As kids, my sisters and brother and I were subjected to what we thought was the ultimate horror: Health food. Our mom belonged to a natural foods co-op and we were relegated to ingesting a very healthy diet. As kids who yearned for the Fruity Pebbles and potato chips their friends were eating, the health foods diet was torture. We were the children who knew what a carob chip tasted like and how it was NOT a good substitute for chocolate in trail mix. My brother tells me stories of escaping to a friend’s house to gorge on Nutella instead of the oily natural peanut butter we were allowed at home.
The primary offender to our taste buds was the buckwheat pancake. Mom mixed up mass quantities of buckwheat pancake mix in a massive Tupperware container on a regular basis and scooped it out by the cup, combining it with milk and eggs on weekend mornings. While other kids enjoyed Sunday morning donuts, we got buckwheat pancakes. The buckwheat pancake was so overused in our house that it has become a running joke to us siblings as adults. If there was one thing I would never feed my children, it would be a buckwheat pancake.
Then, Roman was diagnosed with autism. I did all the reading on the gluten and casein free diet. It was supposed to help with everything from sleeping issues, which he had plenty of, to reducing stims. I mentioned the diet to Eric and he, being a gluten free enthusiast, jumped on board. We purged the house of mac and cheese and I started scouring the internet for ideas for flour replacements. My old nemesis buckwheat jumped out at me. Hey, pick me! He cried. I have twice as much protien as wheat flour and enough fiber to keep you regular for the rest of your life.

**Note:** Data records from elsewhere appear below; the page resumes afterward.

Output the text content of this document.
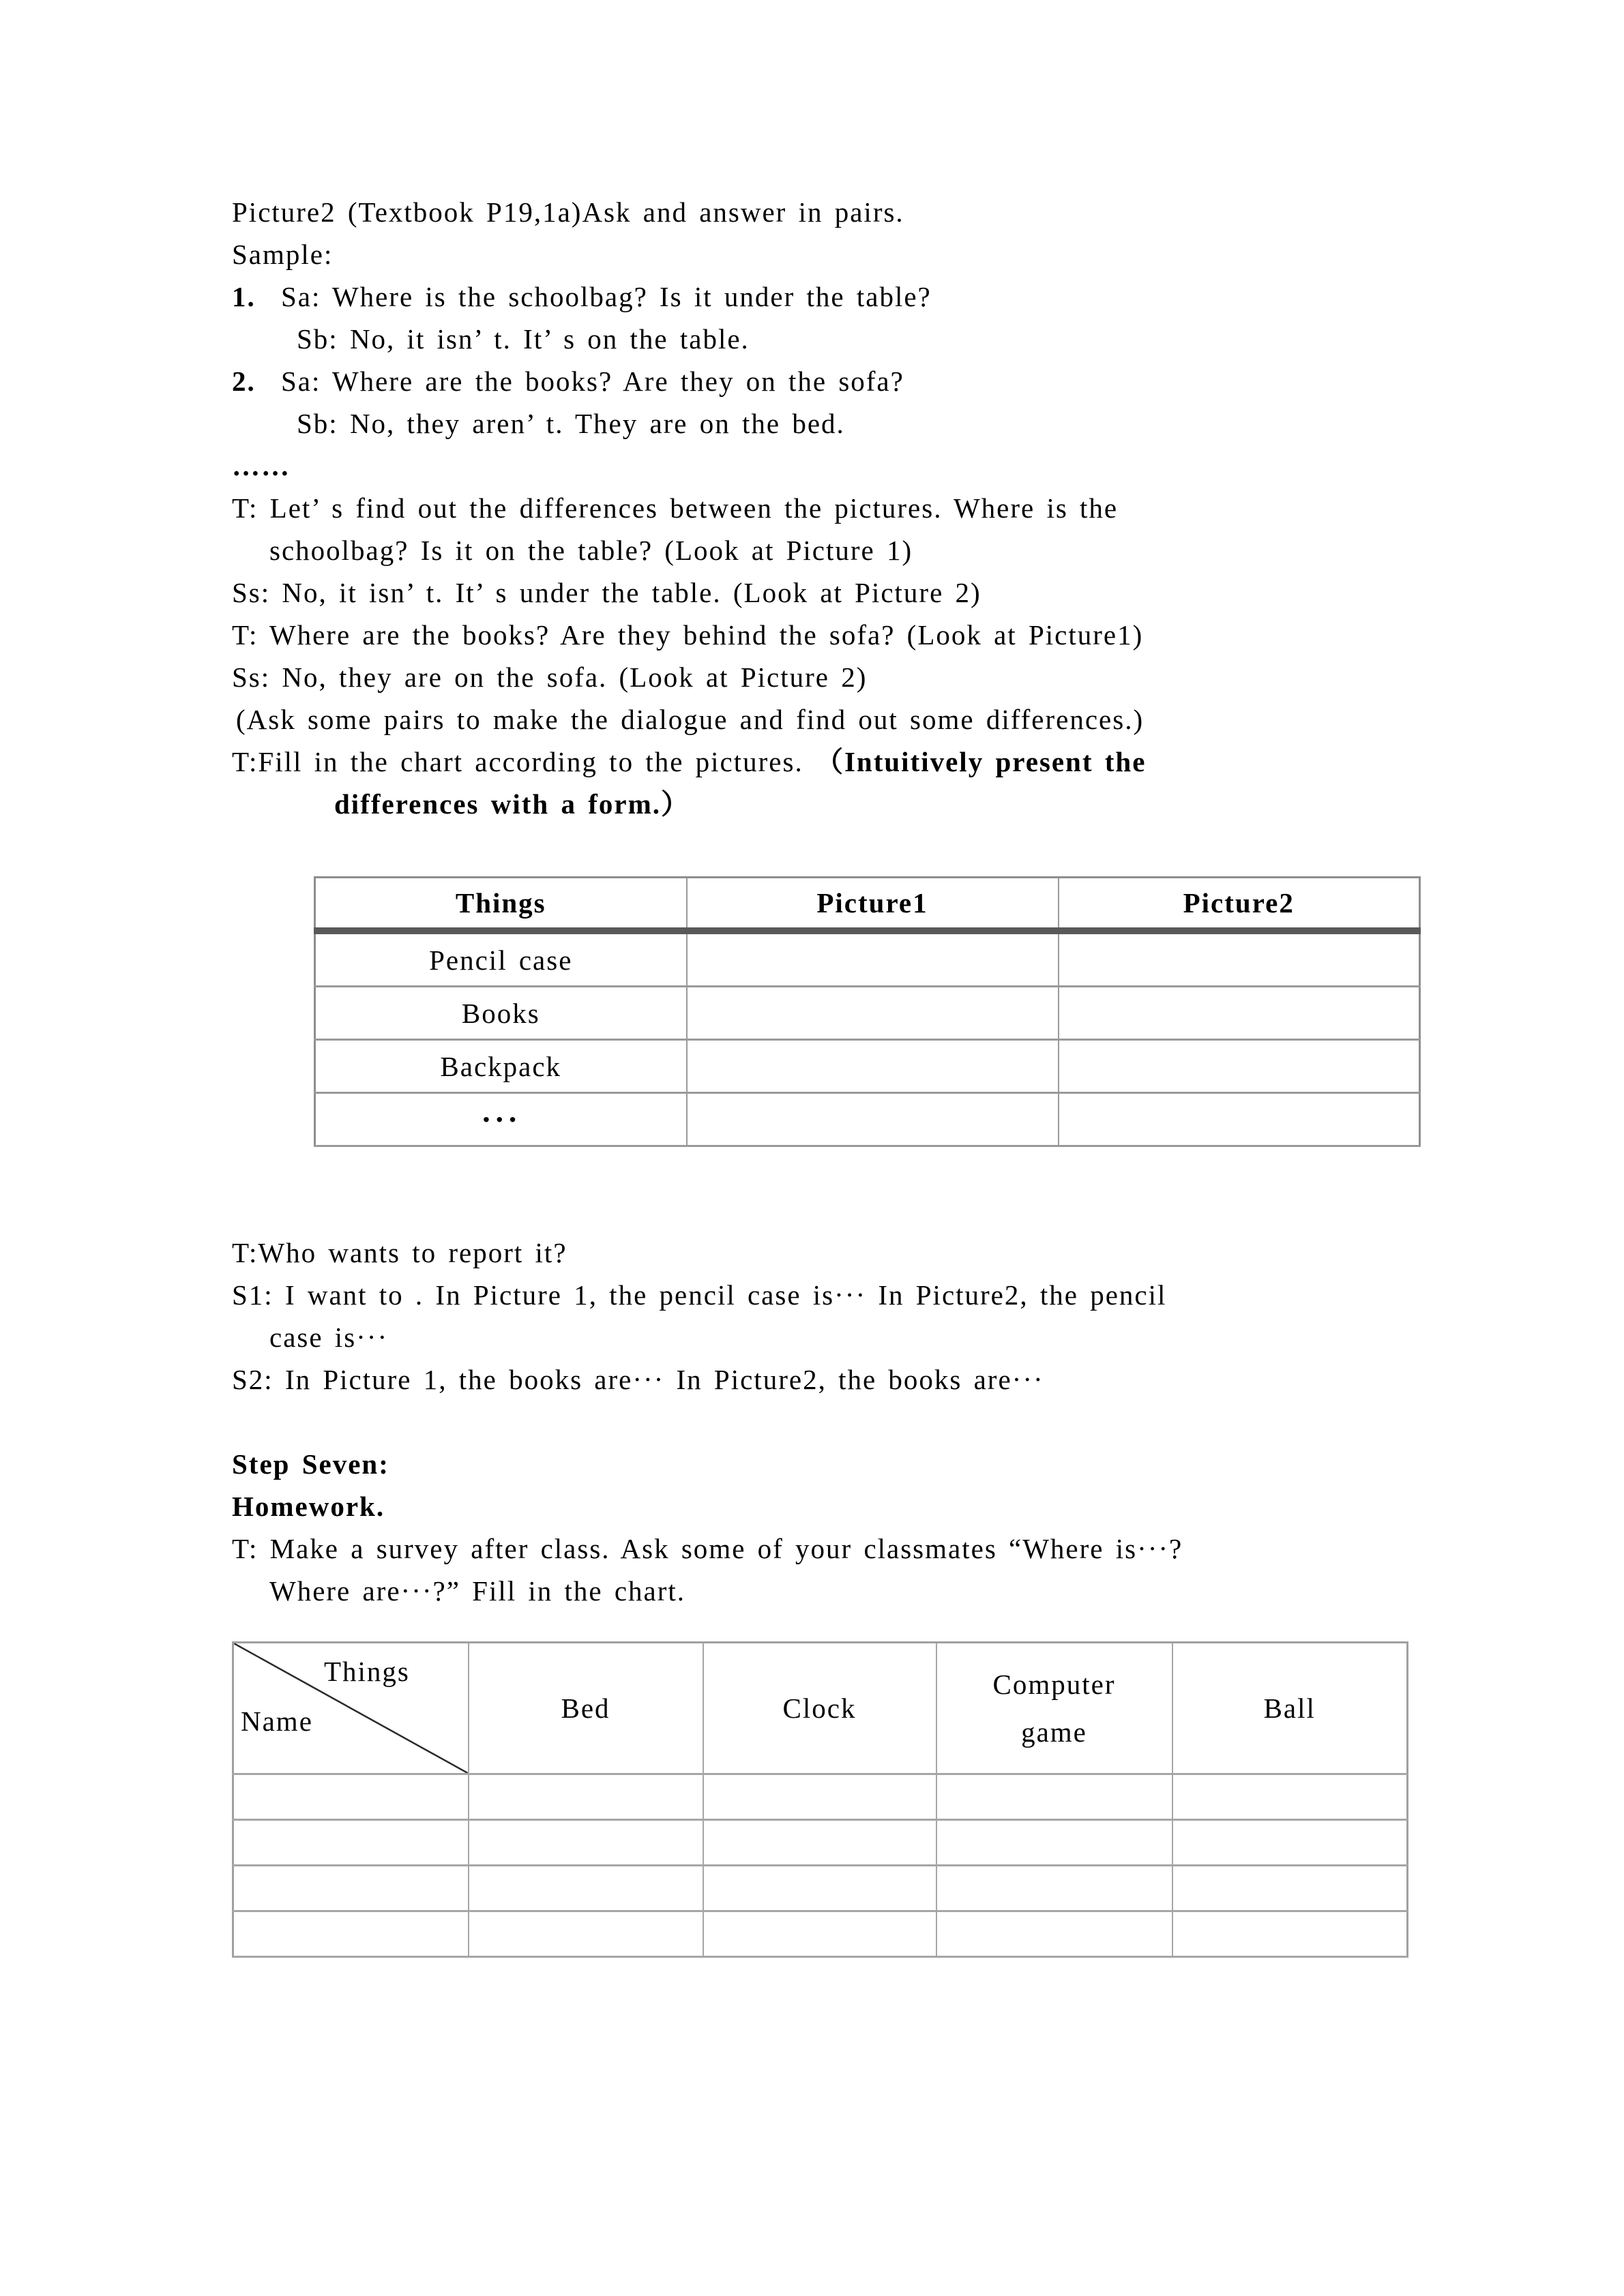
Picture2 (Textbook P19,1a)Ask and answer in pairs.
Sample:
1. Sa: Where is the schoolbag? Is it under the table?
Sb: No, it isn’ t. It’ s on the table.
2. Sa: Where are the books? Are they on the sofa?
Sb: No, they aren’ t. They are on the bed.
……
T: Let’ s find out the differences between the pictures. Where is the
schoolbag? Is it on the table? (Look at Picture 1)
Ss: No, it isn’ t. It’ s under the table. (Look at Picture 2)
T: Where are the books? Are they behind the sofa? (Look at Picture1)
Ss: No, they are on the sofa. (Look at Picture 2)
(Ask some pairs to make the dialogue and find out some differences.)
T:Fill in the chart according to the pictures. （Intuitively present the
differences with a form.）
Things	Picture1	Picture2
Pencil case		
Books		
Backpack		
···		
T:Who wants to report it?
S1: I want to . In Picture 1, the pencil case is··· In Picture2, the pencil
case is···
S2: In Picture 1, the books are··· In Picture2, the books are···
Step Seven:
Homework.
T: Make a survey after class. Ask some of your classmates “Where is···?
Where are···?” Fill in the chart.
Things
Name	Bed	Clock	Computer game	Ball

Buckwheat is not actually in the wheat family. It is related to rhubarb. I found that fact amazing as I chose it as our go to substitution for wheat flour. I started making breads and cookies out of buckwheat and agave nectar, another one of the new health foods I found to be a lifesaver. Roman ate them up. He had no qualms about ingesting the heavy flour in baked goods.

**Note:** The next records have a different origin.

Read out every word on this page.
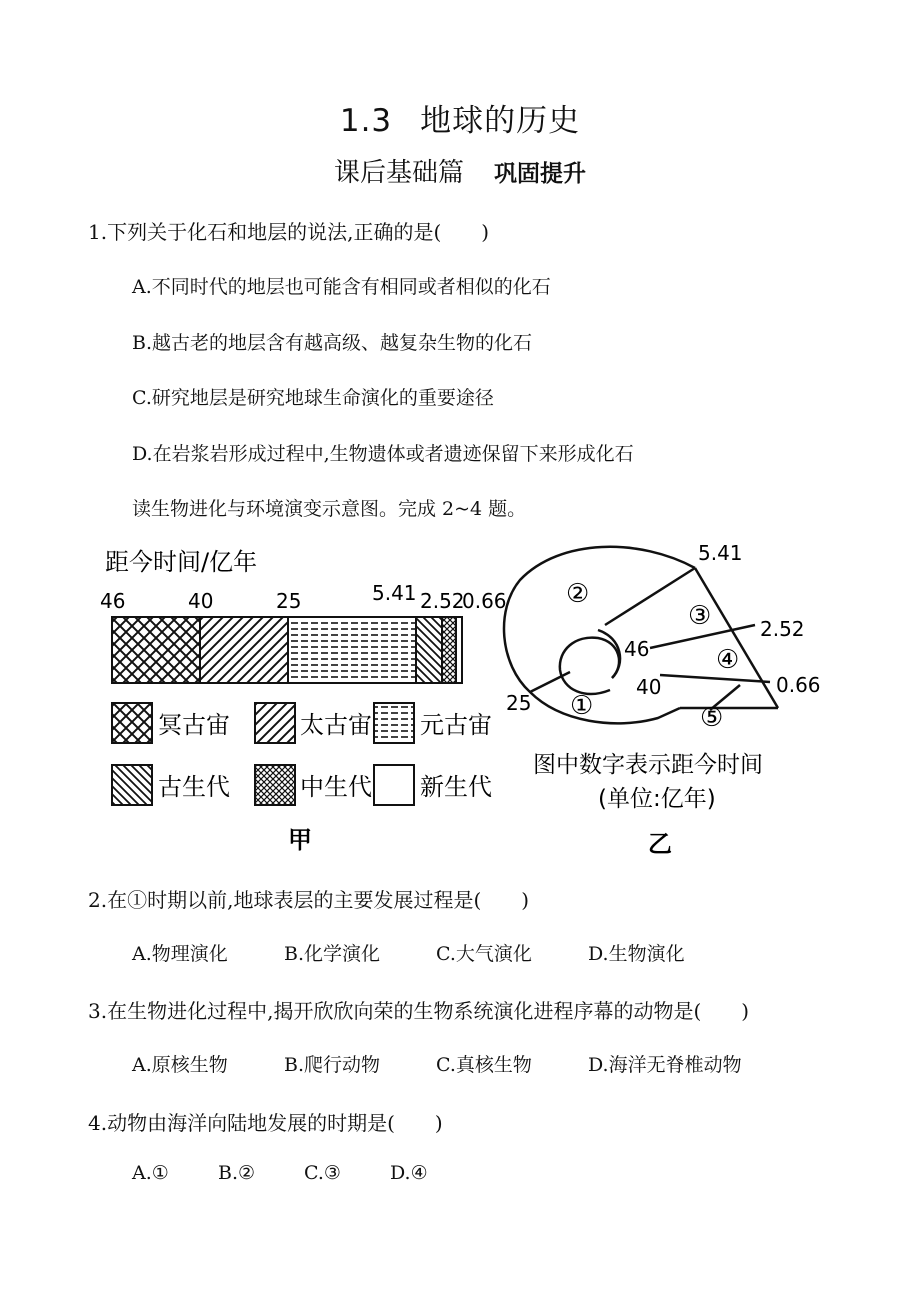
1.3 地球的历史
课后基础篇 巩固提升
1.下列关于化石和地层的说法,正确的是(　　)
A.不同时代的地层也可能含有相同或者相似的化石
B.越古老的地层含有越高级、越复杂生物的化石
C.研究地层是研究地球生命演化的重要途径
D.在岩浆岩形成过程中,生物遗体或者遗迹保留下来形成化石
读生物进化与环境演变示意图。完成 2~4 题。
距今时间/亿年
46	40	25	5.41 2.52
0.66
冥古宙	太古宙 元古宙
古生代	中生代 新生代
甲
5.41
2.52
0.66
46
40
25
②
③
④
①	⑤
图中数字表示距今时间
(单位:亿年)
乙
2.在①时期以前,地球表层的主要发展过程是(　　)
A.物理演化	B.化学演化	C.大气演化	D.生物演化
3.在生物进化过程中,揭开欣欣向荣的生物系统演化进程序幕的动物是(　　)
A.原核生物	B.爬行动物	C.真核生物	D.海洋无脊椎动物
4.动物由海洋向陆地发展的时期是(　　)
A.①	B.②	C.③	D.④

That brings me to last night. Eric was working late and I wanted something quick and easy to make for dinner. Since we can’t do many convenience foods because they contain gluten, dairy, soy or rice products, I had to turn to what we had. There were only a few eggs, as our hens have only been laying a few each day. I searched high and low and found buckwheat, eggs, and almond milk. The reality of what I was about to do hit me then. I was going to feed my kids buckwheat pancakes.
I did it. I mixed up the buckwheat with some potato flour and added a little baking powder and salt. Thinking about what I was doing as little as possible, I whisked in the eggs, milk and a little agave nectar. I was pouring the batter out in perfect circles before I knew it. It was simply mechanical. I couldn’t stop to think that I was actually going to feed my kids buckwheat pancakes or I wouldn’t go through with it.
Finally, I served them up with a little butter (on Tycen and Tanis’ only) and syrup. They didn’t flinch, they didn’t whine, they didn’t cry. I distinctly remember doing all three when I was served buckwheat pancakes. They even asked for seconds. Before I knew it, the stack of pancakes had nearly disappeared. There was only one left and I had to eat something. I doctored it up with butter and syrup and closed my eyes. I took a bite. It wasn’t bad. In fact, it was quite tasty. I just wished the kids had left me more than one.